How does the technical analysis can make money?
Technical analysis helps identify trends & entry/exit points to investments, but isn't perfect & requires risk management.
There are several requirements needed to convert pure technical analysis into money. The first and most important, of course, is to determine when a trend is beginning or ending. The money is made by "jumping" on the trend as early as possible. Theoretically, this sounds simple, but profiting consistently is not so easy.
The indicators and measurements that technical analysts use to determine the trend are not crystal balls that perfectly predict the future. Under certain market conditions, these tools may not work. Also, a trend may suddenly change direction without warning. Thus, the technical investor must be aware of risks and protect against such occurrences causing losses.

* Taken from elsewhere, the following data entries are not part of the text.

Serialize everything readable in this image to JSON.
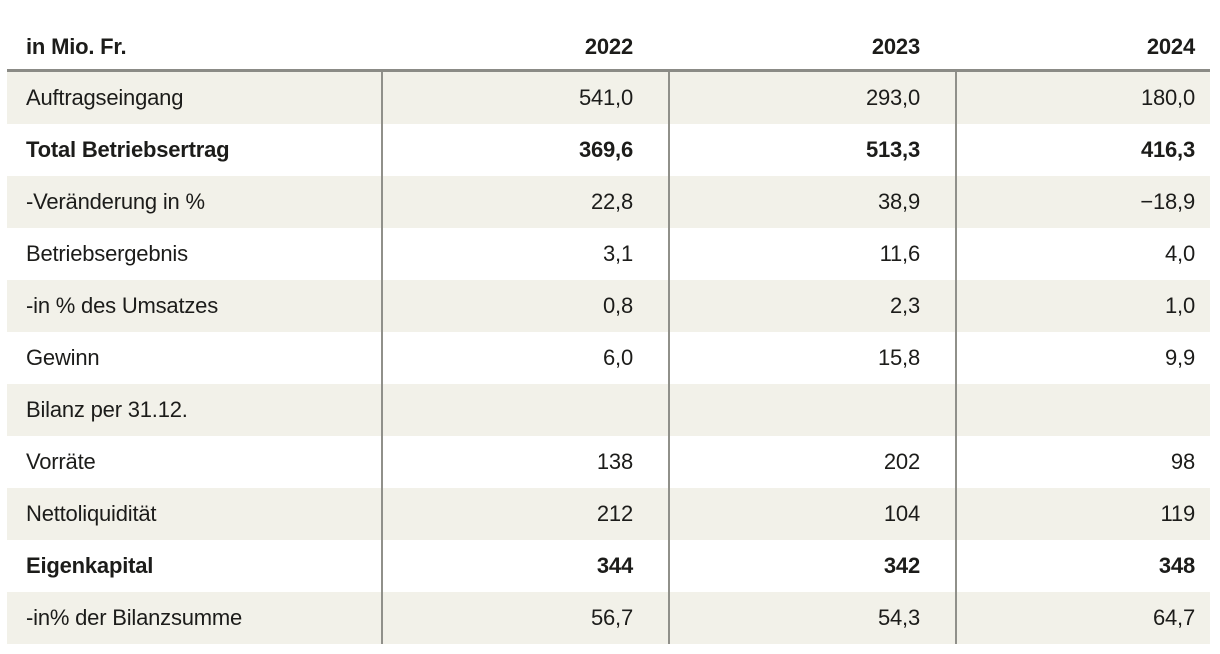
{
  "table": {
    "unit_label": "in Mio. Fr.",
    "columns": [
      "2022",
      "2023",
      "2024"
    ],
    "rows": [
      {
        "label": "Auftragseingang",
        "values": [
          "541,0",
          "293,0",
          "180,0"
        ],
        "bold": false
      },
      {
        "label": "Total Betriebsertrag",
        "values": [
          "369,6",
          "513,3",
          "416,3"
        ],
        "bold": true
      },
      {
        "label": "-Veränderung in %",
        "values": [
          "22,8",
          "38,9",
          "−18,9"
        ],
        "bold": false
      },
      {
        "label": "Betriebsergebnis",
        "values": [
          "3,1",
          "11,6",
          "4,0"
        ],
        "bold": false
      },
      {
        "label": "-in % des Umsatzes",
        "values": [
          "0,8",
          "2,3",
          "1,0"
        ],
        "bold": false
      },
      {
        "label": "Gewinn",
        "values": [
          "6,0",
          "15,8",
          "9,9"
        ],
        "bold": false
      },
      {
        "label": "Bilanz per 31.12.",
        "values": [
          "",
          "",
          ""
        ],
        "bold": false
      },
      {
        "label": "Vorräte",
        "values": [
          "138",
          "202",
          "98"
        ],
        "bold": false
      },
      {
        "label": "Nettoliquidität",
        "values": [
          "212",
          "104",
          "119"
        ],
        "bold": false
      },
      {
        "label": "Eigenkapital",
        "values": [
          "344",
          "342",
          "348"
        ],
        "bold": true
      },
      {
        "label": "-in% der Bilanzsumme",
        "values": [
          "56,7",
          "54,3",
          "64,7"
        ],
        "bold": false
      }
    ]
  },
  "chart_data": {
    "type": "table",
    "title": "in Mio. Fr.",
    "categories": [
      "2022",
      "2023",
      "2024"
    ],
    "series": [
      {
        "name": "Auftragseingang",
        "values": [
          541.0,
          293.0,
          180.0
        ]
      },
      {
        "name": "Total Betriebsertrag",
        "values": [
          369.6,
          513.3,
          416.3
        ]
      },
      {
        "name": "-Veränderung in %",
        "values": [
          22.8,
          38.9,
          -18.9
        ]
      },
      {
        "name": "Betriebsergebnis",
        "values": [
          3.1,
          11.6,
          4.0
        ]
      },
      {
        "name": "-in % des Umsatzes",
        "values": [
          0.8,
          2.3,
          1.0
        ]
      },
      {
        "name": "Gewinn",
        "values": [
          6.0,
          15.8,
          9.9
        ]
      },
      {
        "name": "Bilanz per 31.12.",
        "values": [
          null,
          null,
          null
        ]
      },
      {
        "name": "Vorräte",
        "values": [
          138,
          202,
          98
        ]
      },
      {
        "name": "Nettoliquidität",
        "values": [
          212,
          104,
          119
        ]
      },
      {
        "name": "Eigenkapital",
        "values": [
          344,
          342,
          348
        ]
      },
      {
        "name": "-in% der Bilanzsumme",
        "values": [
          56.7,
          54.3,
          64.7
        ]
      }
    ]
  },
  "colors": {
    "row_alt_bg": "#f2f1e9",
    "column_divider": "#90908a",
    "header_rule": "#8b8b86",
    "text": "#1c1c1a"
  }
}
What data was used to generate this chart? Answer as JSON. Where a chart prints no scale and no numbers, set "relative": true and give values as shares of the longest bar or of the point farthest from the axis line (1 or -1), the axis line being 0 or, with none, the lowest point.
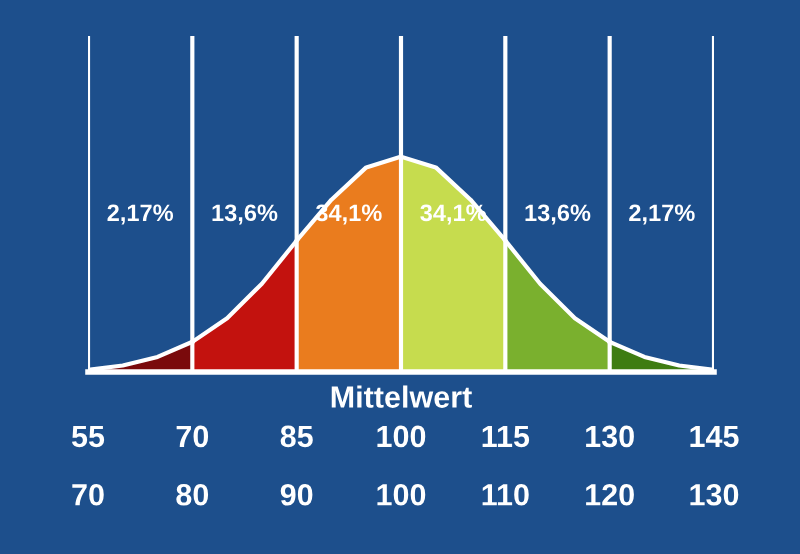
{
  "chart_data": {
    "type": "area",
    "relative": true,
    "xlabel": "Mittelwert",
    "xlim": [
      55,
      145
    ],
    "xticks": [
      55,
      70,
      85,
      100,
      115,
      130,
      145
    ],
    "x2lim": [
      70,
      130
    ],
    "x2ticks": [
      70,
      80,
      90,
      100,
      110,
      120,
      130
    ],
    "grid": "x",
    "series": [
      {
        "color": "#7a0a0c",
        "x": [
          55,
          60,
          65,
          70
        ],
        "values": [
          0.01,
          0.03,
          0.07,
          0.14
        ]
      },
      {
        "color": "#c3120e",
        "x": [
          70,
          75,
          80,
          85
        ],
        "values": [
          0.14,
          0.25,
          0.41,
          0.61
        ]
      },
      {
        "color": "#ea7c1e",
        "x": [
          85,
          90,
          95,
          100
        ],
        "values": [
          0.61,
          0.8,
          0.95,
          1.0
        ]
      },
      {
        "color": "#c6dc4e",
        "x": [
          100,
          105,
          110,
          115
        ],
        "values": [
          1.0,
          0.95,
          0.8,
          0.61
        ]
      },
      {
        "color": "#7ab02e",
        "x": [
          115,
          120,
          125,
          130
        ],
        "values": [
          0.61,
          0.41,
          0.25,
          0.14
        ]
      },
      {
        "color": "#3e7c12",
        "x": [
          130,
          135,
          140,
          145
        ],
        "values": [
          0.14,
          0.07,
          0.03,
          0.01
        ]
      }
    ],
    "annotations": [
      "2,17%",
      "13,6%",
      "34,1%",
      "34,1%",
      "13,6%",
      "2,17%"
    ]
  }
}
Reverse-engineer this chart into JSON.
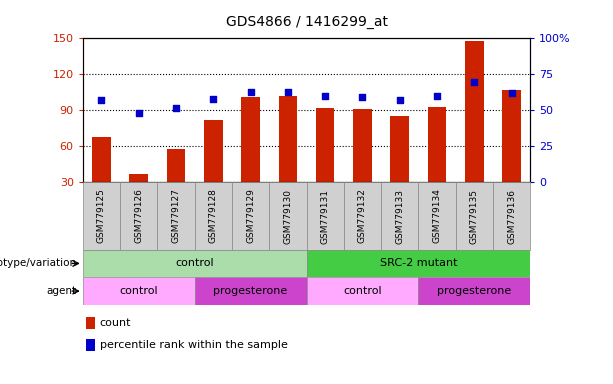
{
  "title": "GDS4866 / 1416299_at",
  "samples": [
    "GSM779125",
    "GSM779126",
    "GSM779127",
    "GSM779128",
    "GSM779129",
    "GSM779130",
    "GSM779131",
    "GSM779132",
    "GSM779133",
    "GSM779134",
    "GSM779135",
    "GSM779136"
  ],
  "counts": [
    68,
    37,
    58,
    82,
    101,
    102,
    92,
    91,
    85,
    93,
    148,
    107
  ],
  "percentiles": [
    57,
    48,
    52,
    58,
    63,
    63,
    60,
    59,
    57,
    60,
    70,
    62
  ],
  "ylim_left": [
    30,
    150
  ],
  "ylim_right": [
    0,
    100
  ],
  "yticks_left": [
    30,
    60,
    90,
    120,
    150
  ],
  "yticks_right": [
    0,
    25,
    50,
    75,
    100
  ],
  "yticklabels_right": [
    "0",
    "25",
    "50",
    "75",
    "100%"
  ],
  "bar_color": "#cc2200",
  "dot_color": "#0000cc",
  "grid_color": "#000000",
  "bar_width": 0.5,
  "genotype_groups": [
    {
      "label": "control",
      "start": 0,
      "end": 5,
      "color": "#aaddaa"
    },
    {
      "label": "SRC-2 mutant",
      "start": 6,
      "end": 11,
      "color": "#44cc44"
    }
  ],
  "agent_groups": [
    {
      "label": "control",
      "start": 0,
      "end": 2,
      "color": "#ffaaff"
    },
    {
      "label": "progesterone",
      "start": 3,
      "end": 5,
      "color": "#cc44cc"
    },
    {
      "label": "control",
      "start": 6,
      "end": 8,
      "color": "#ffaaff"
    },
    {
      "label": "progesterone",
      "start": 9,
      "end": 11,
      "color": "#cc44cc"
    }
  ],
  "legend_count_label": "count",
  "legend_pct_label": "percentile rank within the sample",
  "genotype_label": "genotype/variation",
  "agent_label": "agent",
  "title_fontsize": 10,
  "tick_fontsize": 8,
  "left_tick_color": "#cc2200",
  "right_tick_color": "#0000cc",
  "sample_bg_color": "#d0d0d0",
  "sample_edge_color": "#888888"
}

From a strategic standpoint, then, the technical investor must decide two things: First, the investor or trader must choose when to enter a position, and second, he or she must choose when to exit a position. Choosing when to exit a position is composed of two decisions. The investor must choose when to exit the position to capture a profit when the price moves in the expected direction. The investor must also choose when to exit the position at a loss when the price moves opposite from what was expected. The wise investor is aware of the risk that the trend may differ from what he or she expected. Deciding what price level to sell and cutting losses before even entering into a position is a way in which the investor protects against large losses.
Because technical analysis investigates prices, it has the benefit of establishing a price point at which the investor may determine that something is wrong with the study or the price behavior of the financial instrument in question. Risk of loss can therefore be determined and quantified right at the beginning of the investment. This ability is not available to other methods of investment. Finally, because actual risk can be determined, money management principles can be applied that will lessen the chance of loss and the risk of what is called "ruin."
In sum, the basic ways to make money using technical methods are
- "The trend is your friend"—play the trend.
- Don't lose—control risk.
- Manage your money—avoid ruin.
Technical analysis is used to determine the trend, when it is changing when it has changed, when to enter a position, when to exit a position, and when the analysis is wrong and the position must be closed. It's as simple as that.